When reading about U.S. inaction in the Rwanda genocide it seems as though top leaders did not want to use the term “genocide” when informing the American public about the issue. They did use “acts of genocide”, but were reluctant to ever be forthright about the genocide occurring. This is because government officials were afraid that the public would demand a response to the ethnic killings in Rwanda; they thought Americans would be willing to sacrifice a few lives to save hundreds of thousands in Rwanda.
Even though I believe elite cue theory is valid, I'm not sure if it could be applied to this case study. On the one hand it’s almost working in reverse because the elite were afraid the non-elite public would demand action against the genocide. On the other hand, maybe because the elite knew that if they used the term genocide they would have to intervene. Therefore, the public would take its cue from the elite and would also demand action.
Berinsky believes that foreign policy is connected to domestic policies. I would agree with him here as well. In the 1990s the U.S. wanted to reap the peace dividend they won at the end of the Cold War. They were not looking to get involved in other conflicts.

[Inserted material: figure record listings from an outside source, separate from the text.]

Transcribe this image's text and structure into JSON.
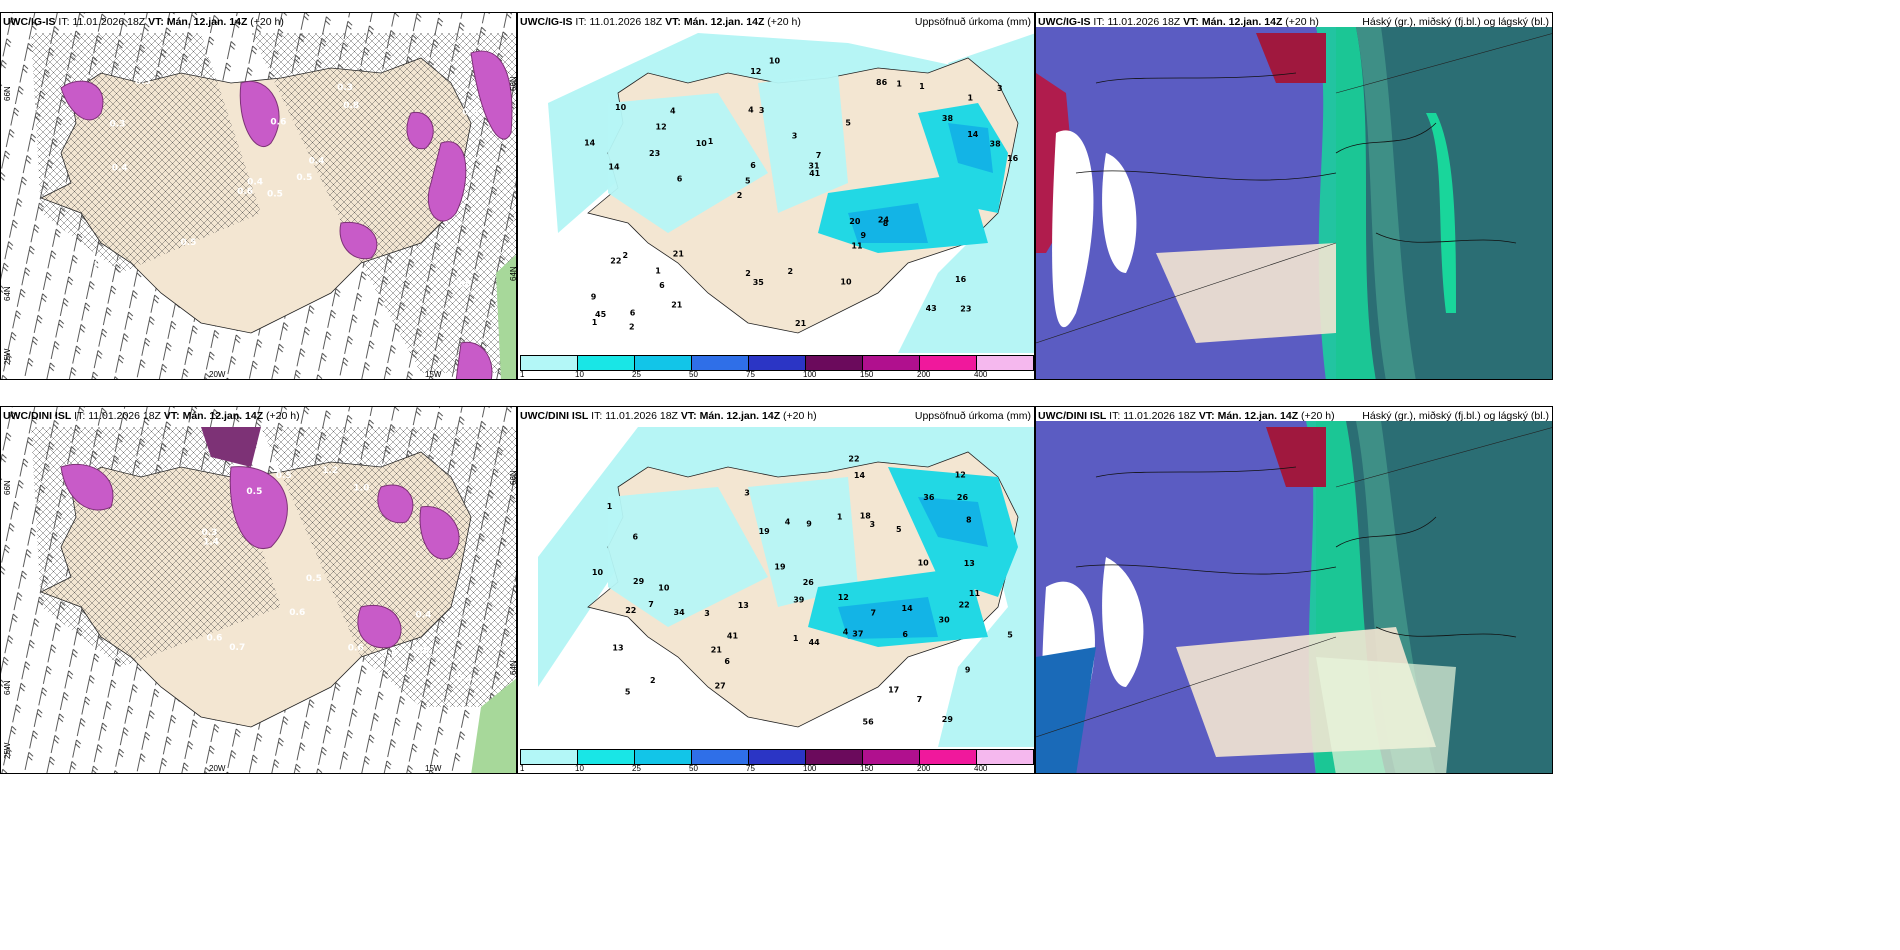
{
  "rows": [
    {
      "model": "UWC/IG-IS",
      "it_label": "IT:",
      "it_value": "11.01.2026 18Z",
      "vt_label": "VT:",
      "vt_value": "Mán. 12.jan. 14Z",
      "lead": "(+20 h)",
      "precip_numbers": [
        "23",
        "14",
        "1",
        "2",
        "5",
        "6",
        "4",
        "3",
        "2",
        "1",
        "9",
        "6",
        "3",
        "7",
        "8",
        "10",
        "12",
        "16",
        "20",
        "14",
        "5",
        "2",
        "6",
        "4",
        "86",
        "21",
        "43",
        "16",
        "24",
        "21",
        "10",
        "23",
        "11",
        "21",
        "38",
        "31",
        "45",
        "35",
        "41",
        "22",
        "38",
        "3",
        "9",
        "10",
        "1",
        "2",
        "1",
        "2",
        "1",
        "10",
        "6",
        "14",
        "12",
        "1"
      ],
      "wind_labels": [
        "0.5",
        "0.3",
        "0.4",
        "0.5",
        "0.4",
        "0.5",
        "0.3",
        "0.6",
        "0.8",
        "0.5",
        "0.3",
        "0.6",
        "0.4",
        "0.5",
        "0.6"
      ]
    },
    {
      "model": "UWC/DINI ISL",
      "it_label": "IT:",
      "it_value": "11.01.2026 18Z",
      "vt_label": "VT:",
      "vt_value": "Mán. 12.jan. 14Z",
      "lead": "(+20 h)",
      "precip_numbers": [
        "29",
        "7",
        "4",
        "1",
        "9",
        "6",
        "2",
        "3",
        "5",
        "4",
        "3",
        "7",
        "6",
        "3",
        "12",
        "13",
        "14",
        "26",
        "10",
        "5",
        "12",
        "9",
        "10",
        "5",
        "11",
        "29",
        "34",
        "39",
        "19",
        "26",
        "37",
        "22",
        "21",
        "18",
        "19",
        "30",
        "22",
        "17",
        "36",
        "56",
        "41",
        "44",
        "27",
        "22",
        "13",
        "10",
        "8",
        "14",
        "1",
        "1",
        "7",
        "13",
        "6"
      ],
      "wind_labels": [
        "0.3",
        "0.4",
        "0.5",
        "0.6",
        "0.5",
        "1.2",
        "0.8",
        "1.0",
        "0.5",
        "0.6",
        "0.4",
        "1.4",
        "0.7",
        "0.5",
        "0.6",
        "0.3"
      ]
    }
  ],
  "precip_title": "Uppsöfnuð úrkoma (mm)",
  "cloud_title": "Háský (gr.), miðský (fj.bl.) og lágský (bl.)",
  "axis_labels": {
    "lat_66": "66N",
    "lat_64": "64N",
    "lat_25": "25W",
    "lon_20": "20W",
    "lon_15": "15W",
    "right_66": "66N",
    "right_64": "64N"
  },
  "colorbar": {
    "ticks": [
      "1",
      "10",
      "25",
      "50",
      "75",
      "100",
      "150",
      "200",
      "400"
    ],
    "colors": [
      "#b3f7f7",
      "#19e6e6",
      "#12c5e8",
      "#2f6fe8",
      "#2b35c5",
      "#6b0a5c",
      "#b0108e",
      "#f0189c",
      "#f5b8ee"
    ]
  },
  "colors": {
    "land": "#f3e6d2",
    "precip_light": "#b6f5f5",
    "precip_mid": "#22d8e4",
    "precip_heavy": "#13b4e6",
    "snow_magenta": "#c85bc8",
    "snow_dark": "#7d3276",
    "cloud_blue": "#5b5cc2",
    "cloud_teal": "#2b6e74",
    "cloud_green": "#19d69b",
    "cloud_red": "#b01c4d"
  }
}
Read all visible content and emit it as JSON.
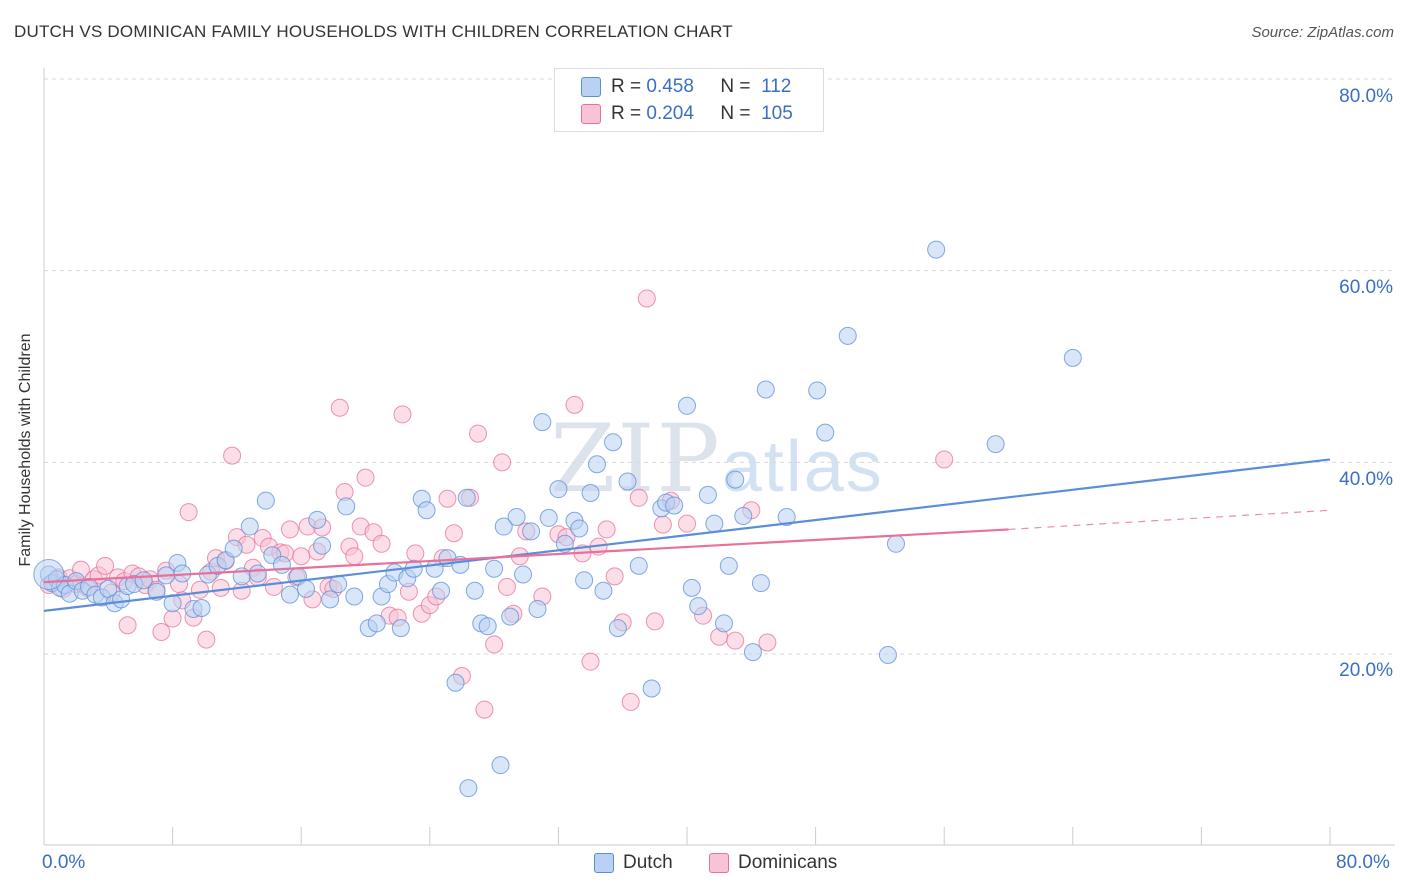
{
  "title": "DUTCH VS DOMINICAN FAMILY HOUSEHOLDS WITH CHILDREN CORRELATION CHART",
  "source": "Source: ZipAtlas.com",
  "watermark": {
    "zip": "ZIP",
    "atlas": "atlas"
  },
  "stats": {
    "dutch": {
      "r_label": "R =",
      "r": "0.458",
      "n_label": "N =",
      "n": "112"
    },
    "dominicans": {
      "r_label": "R =",
      "r": "0.204",
      "n_label": "N =",
      "n": "105"
    }
  },
  "legend": {
    "dutch": "Dutch",
    "dominicans": "Dominicans"
  },
  "x_tick_labels": {
    "min": "0.0%",
    "max": "80.0%"
  },
  "y_tick_labels": [
    "80.0%",
    "60.0%",
    "40.0%",
    "20.0%"
  ],
  "colors": {
    "dutch": "#5b8ed8",
    "dutch_fill": "#b9d1f3",
    "dominicans": "#e8709a",
    "dominicans_fill": "#f8c3d5",
    "grid": "#d9d9d9",
    "axis_text": "#3a6fc4"
  },
  "chart_data": {
    "type": "scatter",
    "title": "DUTCH VS DOMINICAN FAMILY HOUSEHOLDS WITH CHILDREN CORRELATION CHART",
    "xlabel": "",
    "ylabel": "Family Households with Children",
    "xlim": [
      0,
      80
    ],
    "ylim": [
      0,
      82
    ],
    "x_ticks": [
      0,
      8,
      16,
      24,
      32,
      40,
      48,
      56,
      64,
      72,
      80
    ],
    "y_gridlines": [
      20,
      40,
      60,
      80
    ],
    "legend_position": "bottom-center",
    "series": [
      {
        "name": "Dutch",
        "r": 0.458,
        "n": 112,
        "trend": {
          "x": [
            0,
            80
          ],
          "y": [
            24.5,
            40.3
          ],
          "dashed_from": null
        },
        "points": [
          [
            0.3,
            28.3
          ],
          [
            0.5,
            27.4
          ],
          [
            0.8,
            27.8
          ],
          [
            1.0,
            26.9
          ],
          [
            1.3,
            27.2
          ],
          [
            1.6,
            26.3
          ],
          [
            2.0,
            27.6
          ],
          [
            2.4,
            26.6
          ],
          [
            2.8,
            27.0
          ],
          [
            3.2,
            26.2
          ],
          [
            3.6,
            25.9
          ],
          [
            4.0,
            26.8
          ],
          [
            4.4,
            25.3
          ],
          [
            4.8,
            25.7
          ],
          [
            5.2,
            27.1
          ],
          [
            5.6,
            27.3
          ],
          [
            6.2,
            27.7
          ],
          [
            7.0,
            26.5
          ],
          [
            7.6,
            28.2
          ],
          [
            8.0,
            25.3
          ],
          [
            8.3,
            29.5
          ],
          [
            8.6,
            28.4
          ],
          [
            9.3,
            24.7
          ],
          [
            9.8,
            24.8
          ],
          [
            10.2,
            28.3
          ],
          [
            10.8,
            29.2
          ],
          [
            11.3,
            29.8
          ],
          [
            11.8,
            31.0
          ],
          [
            12.3,
            28.1
          ],
          [
            12.8,
            33.3
          ],
          [
            13.3,
            28.4
          ],
          [
            13.8,
            36.0
          ],
          [
            14.2,
            30.3
          ],
          [
            14.8,
            29.3
          ],
          [
            15.3,
            26.2
          ],
          [
            15.8,
            28.1
          ],
          [
            16.3,
            26.8
          ],
          [
            17.0,
            34.0
          ],
          [
            17.3,
            31.3
          ],
          [
            17.8,
            25.7
          ],
          [
            18.3,
            27.3
          ],
          [
            18.8,
            35.4
          ],
          [
            19.3,
            26.0
          ],
          [
            20.2,
            22.7
          ],
          [
            20.7,
            23.2
          ],
          [
            21.0,
            26.0
          ],
          [
            21.4,
            27.3
          ],
          [
            21.8,
            28.5
          ],
          [
            22.2,
            22.7
          ],
          [
            22.6,
            27.9
          ],
          [
            23.0,
            28.9
          ],
          [
            23.5,
            36.2
          ],
          [
            23.8,
            35.0
          ],
          [
            24.3,
            28.9
          ],
          [
            24.7,
            26.6
          ],
          [
            25.1,
            30.0
          ],
          [
            25.6,
            17.0
          ],
          [
            25.9,
            29.3
          ],
          [
            26.3,
            36.3
          ],
          [
            26.8,
            26.6
          ],
          [
            27.2,
            23.2
          ],
          [
            27.6,
            22.9
          ],
          [
            28.0,
            28.9
          ],
          [
            28.6,
            33.3
          ],
          [
            28.4,
            8.4
          ],
          [
            29.0,
            23.9
          ],
          [
            29.4,
            34.3
          ],
          [
            29.8,
            28.3
          ],
          [
            30.3,
            32.8
          ],
          [
            30.7,
            24.7
          ],
          [
            31.0,
            44.2
          ],
          [
            31.4,
            34.2
          ],
          [
            32.0,
            37.2
          ],
          [
            32.4,
            31.5
          ],
          [
            33.0,
            33.9
          ],
          [
            33.3,
            33.1
          ],
          [
            33.6,
            27.7
          ],
          [
            34.0,
            36.8
          ],
          [
            34.4,
            39.8
          ],
          [
            34.8,
            26.6
          ],
          [
            35.4,
            42.1
          ],
          [
            35.7,
            22.7
          ],
          [
            36.3,
            38.0
          ],
          [
            37.0,
            29.2
          ],
          [
            37.8,
            16.4
          ],
          [
            38.4,
            35.2
          ],
          [
            38.7,
            35.8
          ],
          [
            39.2,
            35.5
          ],
          [
            40.0,
            45.9
          ],
          [
            40.3,
            26.9
          ],
          [
            40.7,
            25.0
          ],
          [
            41.3,
            36.6
          ],
          [
            41.7,
            33.6
          ],
          [
            42.3,
            23.2
          ],
          [
            42.6,
            29.2
          ],
          [
            43.0,
            38.2
          ],
          [
            43.5,
            34.4
          ],
          [
            44.1,
            20.2
          ],
          [
            44.6,
            27.4
          ],
          [
            44.9,
            47.6
          ],
          [
            46.2,
            34.3
          ],
          [
            48.1,
            47.5
          ],
          [
            48.6,
            43.1
          ],
          [
            50.0,
            53.2
          ],
          [
            52.5,
            19.9
          ],
          [
            53.0,
            31.5
          ],
          [
            55.5,
            62.2
          ],
          [
            59.2,
            41.9
          ],
          [
            64.0,
            50.9
          ],
          [
            26.4,
            6.0
          ]
        ]
      },
      {
        "name": "Dominicans",
        "r": 0.204,
        "n": 105,
        "trend": {
          "x": [
            0,
            60,
            80
          ],
          "y": [
            27.5,
            33.0,
            35.0
          ],
          "dashed_from": 60
        },
        "points": [
          [
            0.3,
            27.2
          ],
          [
            0.6,
            27.5
          ],
          [
            0.9,
            28.0
          ],
          [
            1.2,
            26.8
          ],
          [
            1.6,
            27.9
          ],
          [
            2.0,
            27.3
          ],
          [
            2.3,
            28.8
          ],
          [
            2.7,
            26.9
          ],
          [
            3.1,
            27.8
          ],
          [
            3.4,
            28.2
          ],
          [
            3.8,
            29.2
          ],
          [
            4.2,
            26.4
          ],
          [
            4.6,
            28.0
          ],
          [
            5.0,
            27.6
          ],
          [
            5.2,
            23.0
          ],
          [
            5.5,
            28.4
          ],
          [
            5.9,
            28.1
          ],
          [
            6.3,
            27.2
          ],
          [
            6.6,
            27.8
          ],
          [
            7.0,
            26.7
          ],
          [
            7.3,
            22.3
          ],
          [
            7.6,
            28.7
          ],
          [
            8.0,
            23.7
          ],
          [
            8.4,
            27.3
          ],
          [
            8.6,
            25.6
          ],
          [
            9.0,
            34.8
          ],
          [
            9.3,
            23.8
          ],
          [
            9.7,
            26.7
          ],
          [
            10.1,
            21.5
          ],
          [
            10.4,
            28.6
          ],
          [
            10.7,
            30.0
          ],
          [
            11.0,
            26.9
          ],
          [
            11.3,
            29.7
          ],
          [
            11.7,
            40.7
          ],
          [
            12.0,
            32.2
          ],
          [
            12.3,
            26.6
          ],
          [
            12.6,
            31.4
          ],
          [
            13.0,
            29.0
          ],
          [
            13.3,
            28.0
          ],
          [
            13.6,
            32.1
          ],
          [
            14.0,
            31.2
          ],
          [
            14.3,
            27.0
          ],
          [
            14.7,
            30.6
          ],
          [
            15.0,
            30.5
          ],
          [
            15.3,
            33.0
          ],
          [
            15.7,
            28.0
          ],
          [
            16.0,
            30.2
          ],
          [
            16.4,
            33.3
          ],
          [
            16.7,
            25.7
          ],
          [
            17.0,
            30.7
          ],
          [
            17.3,
            33.2
          ],
          [
            17.7,
            27.0
          ],
          [
            18.0,
            26.8
          ],
          [
            18.4,
            45.7
          ],
          [
            18.7,
            36.9
          ],
          [
            19.0,
            31.2
          ],
          [
            19.3,
            30.2
          ],
          [
            19.7,
            33.3
          ],
          [
            20.0,
            38.4
          ],
          [
            20.5,
            32.7
          ],
          [
            21.0,
            31.5
          ],
          [
            21.5,
            24.0
          ],
          [
            22.0,
            23.8
          ],
          [
            22.3,
            45.0
          ],
          [
            22.7,
            26.5
          ],
          [
            23.1,
            30.5
          ],
          [
            23.5,
            24.2
          ],
          [
            24.0,
            25.1
          ],
          [
            24.4,
            26.0
          ],
          [
            24.8,
            30.0
          ],
          [
            25.1,
            36.2
          ],
          [
            25.5,
            32.6
          ],
          [
            26.0,
            17.7
          ],
          [
            26.5,
            36.3
          ],
          [
            27.0,
            43.0
          ],
          [
            27.4,
            14.2
          ],
          [
            28.0,
            21.0
          ],
          [
            28.5,
            40.0
          ],
          [
            28.8,
            27.0
          ],
          [
            29.2,
            24.2
          ],
          [
            29.6,
            30.2
          ],
          [
            30.0,
            32.8
          ],
          [
            31.0,
            26.0
          ],
          [
            32.0,
            32.5
          ],
          [
            32.5,
            32.2
          ],
          [
            33.0,
            46.0
          ],
          [
            33.5,
            30.5
          ],
          [
            34.0,
            19.2
          ],
          [
            34.5,
            31.2
          ],
          [
            35.0,
            33.0
          ],
          [
            35.5,
            28.1
          ],
          [
            36.0,
            23.3
          ],
          [
            36.5,
            15.0
          ],
          [
            37.0,
            36.3
          ],
          [
            37.5,
            57.1
          ],
          [
            38.0,
            23.4
          ],
          [
            38.5,
            33.5
          ],
          [
            39.0,
            36.0
          ],
          [
            40.0,
            33.6
          ],
          [
            41.0,
            24.0
          ],
          [
            42.0,
            21.8
          ],
          [
            43.0,
            21.4
          ],
          [
            44.0,
            35.0
          ],
          [
            45.0,
            21.2
          ],
          [
            56.0,
            40.3
          ]
        ]
      }
    ]
  }
}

And they also had the “Somalia Syndrome” working against them; the government was weary of becoming involved in humanitarian missions that would risk U.S. lives.
However, even more important than discussing Berinsky’s ideas is how the U.S. government bureaucracy prevented action in Rwanda. Presidential Decision Directive (PDD) 25 solidified trends in the U.S. national security process that made action in Rwanda extremely difficult. It greatly expanded the Department of Defense’s (DoD) role in policy formulation instead of giving authority to the State Department. PDD 25 was focused on humanitarian missions, but since the DoD was given more power, they were the ones to decide if action should be taken.
The military decided they were not equipped to focus on two wars at once and did not see the Rwandan mission as protecting national interests. The government had the opportunity to decide how they should respond to humanitarian crises, but instead created a system that focused on consensus and crippled the very process that was supposed to develop effective courses of action.
In conclusion, when reading through the case study it was disheartening to see that the U.S. government had been provided with warnings of the possibility of violence and genocide, but were not prepared to respond. Even more disturbing was the fact that it was obvious that genocide was taking place and that they refused to acknowledge it. Hopefully case studies like this will invite discourse and new ideas on how to improve bureaucratic decision-making models within the national security process.